Abidjan - The presidents of three West African states were due in Ivory Coast on Tuesday to tell internationally-isolated incumbent leader Laurent Gbagbo to step down or face removal by force.
Regional and world powers want Gbagbo to cede power to rival presidential claimant Alassane Ouattara after elections last month provoked a dispute that has killed more than 170 people and threatens to tip the country back into civil war.
Gbagbo's government has said it would welcome the emissaries - Benin's Boni Yayi, Sierra Leone's Ernest Bai Koroma and Pedro Pires of Cape Verde - "as brothers and friends and listen to the message they have to convey".
Provisional elections results from the November 29 poll in the world's largest cocoa grower showed Ouattara with an eight percentage-point win. But the nation's top court, run by a Gbagbo ally, overturned the results amid allegations of fraud.
The United States and the European Union have slapped a travel ban on Gbagbo and his inner circle while the World Bank and the regional West African central bank have frozen his finances in an attempt to weaken his grip on power.
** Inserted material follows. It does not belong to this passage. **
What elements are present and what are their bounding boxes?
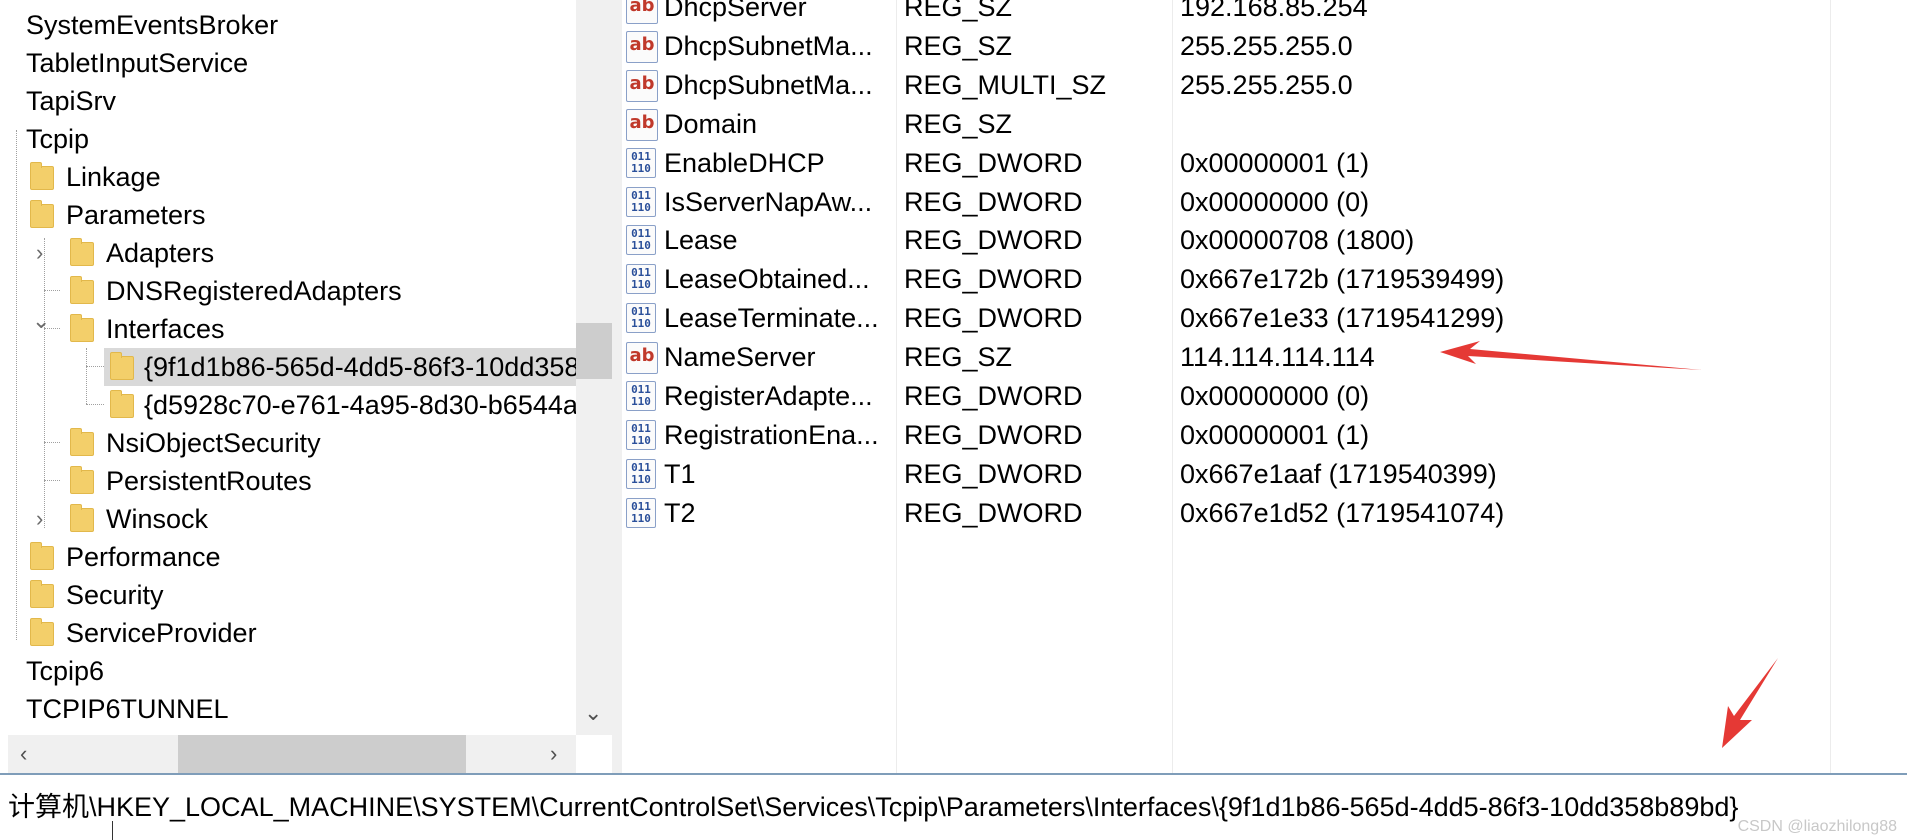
annotation-arrow-statusbar — [1722, 658, 1778, 748]
annotation-arrow-nameserver — [1440, 341, 1702, 370]
annotation-arrows — [1440, 341, 1778, 748]
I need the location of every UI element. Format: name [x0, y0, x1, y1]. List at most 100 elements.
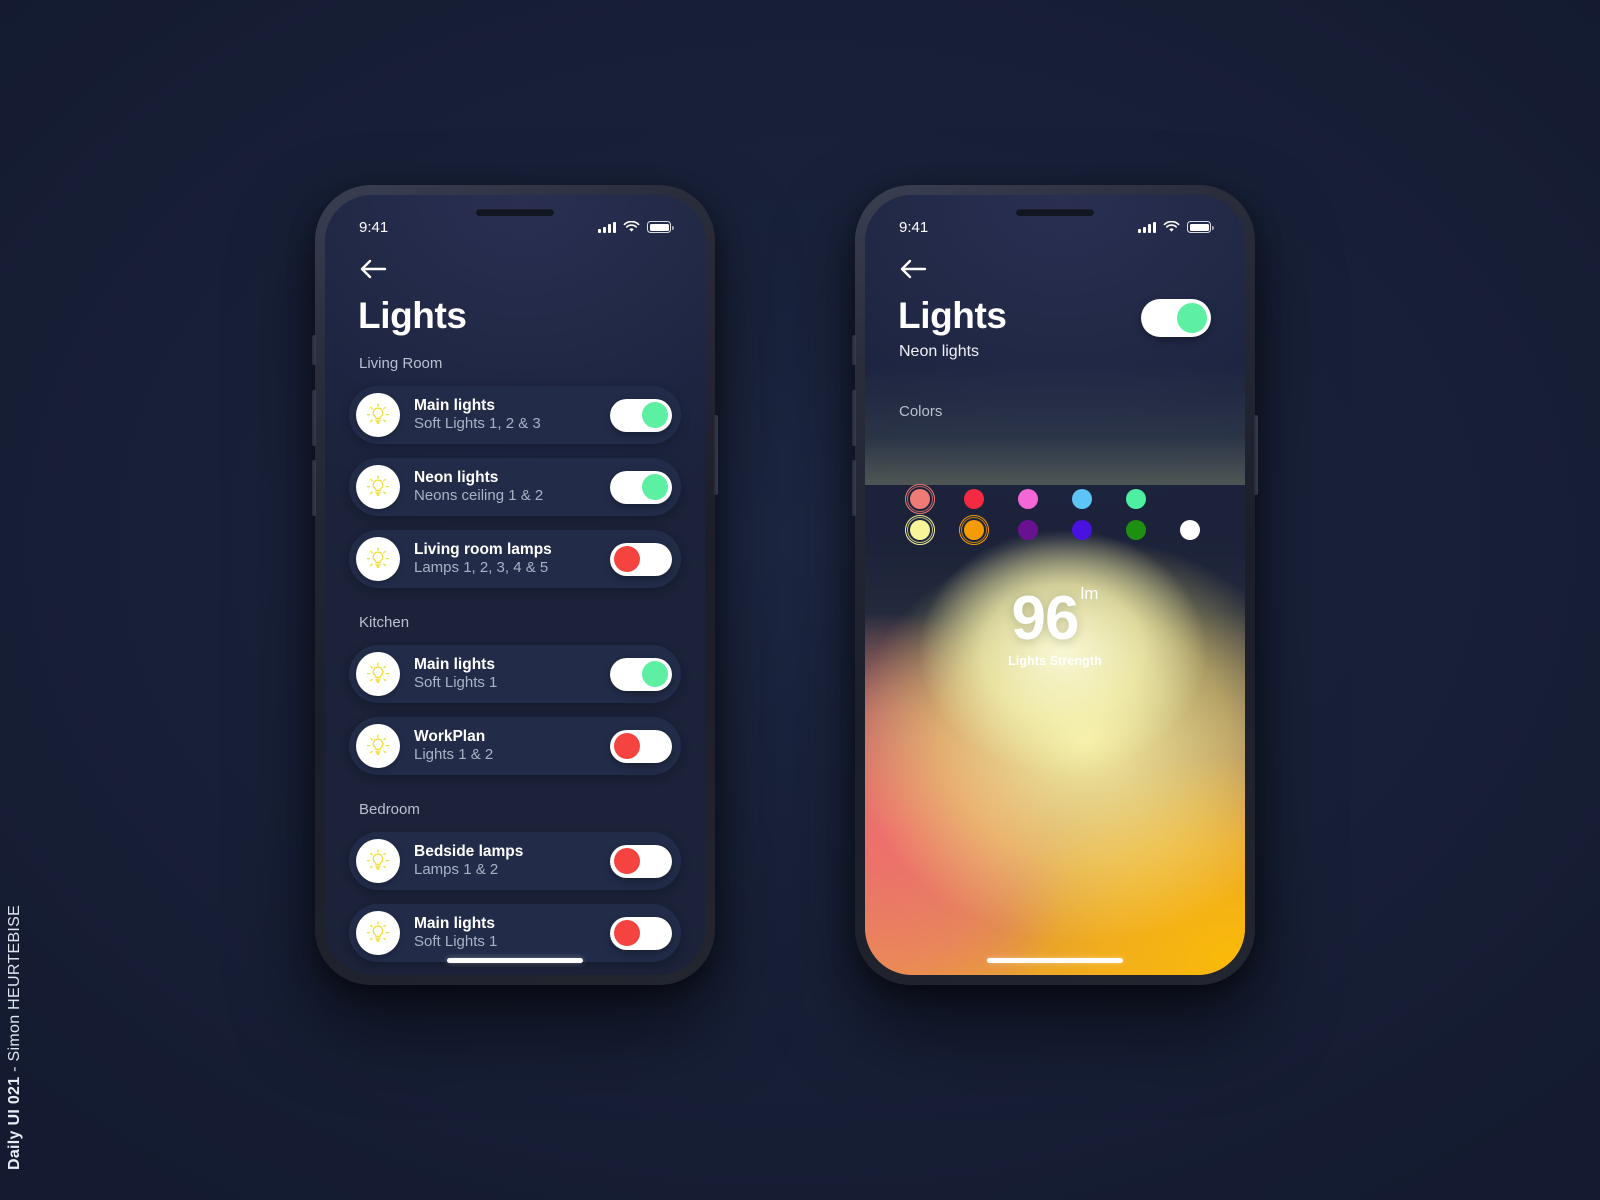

The standoff turned violent this month after Ouattara supporters tried to seize the state broadcaster's building and clashed with security forces, killing at least 20 people.
After several days of calm, sporadic gunfire was heard on Tuesday morning in the Abidjan neighbourhood of Abobo, a stronghold of Ouattara supporters. A Reuters witness said police were chasing youths who were trying to set up barricades with burning tyres. It is not known if there are casualties.
Residents and human rights groups have accused pro-Gbagbo gunmen of extra-judicial killings, kidnappings and torture since the election. The UN condemned the violence.
The election was meant to heal the wounds of a 2002-03 civil war that split the country in two, but experts now fear the dispute over the results could reignite conflict.
The turmoil has pushed cocoa futures to recent four-month highs amid fears it could eventually disrupt exports. Ivory Coast's Eurobond hit a record low last week on concern that the country would not meet a $30m bond payment December 31.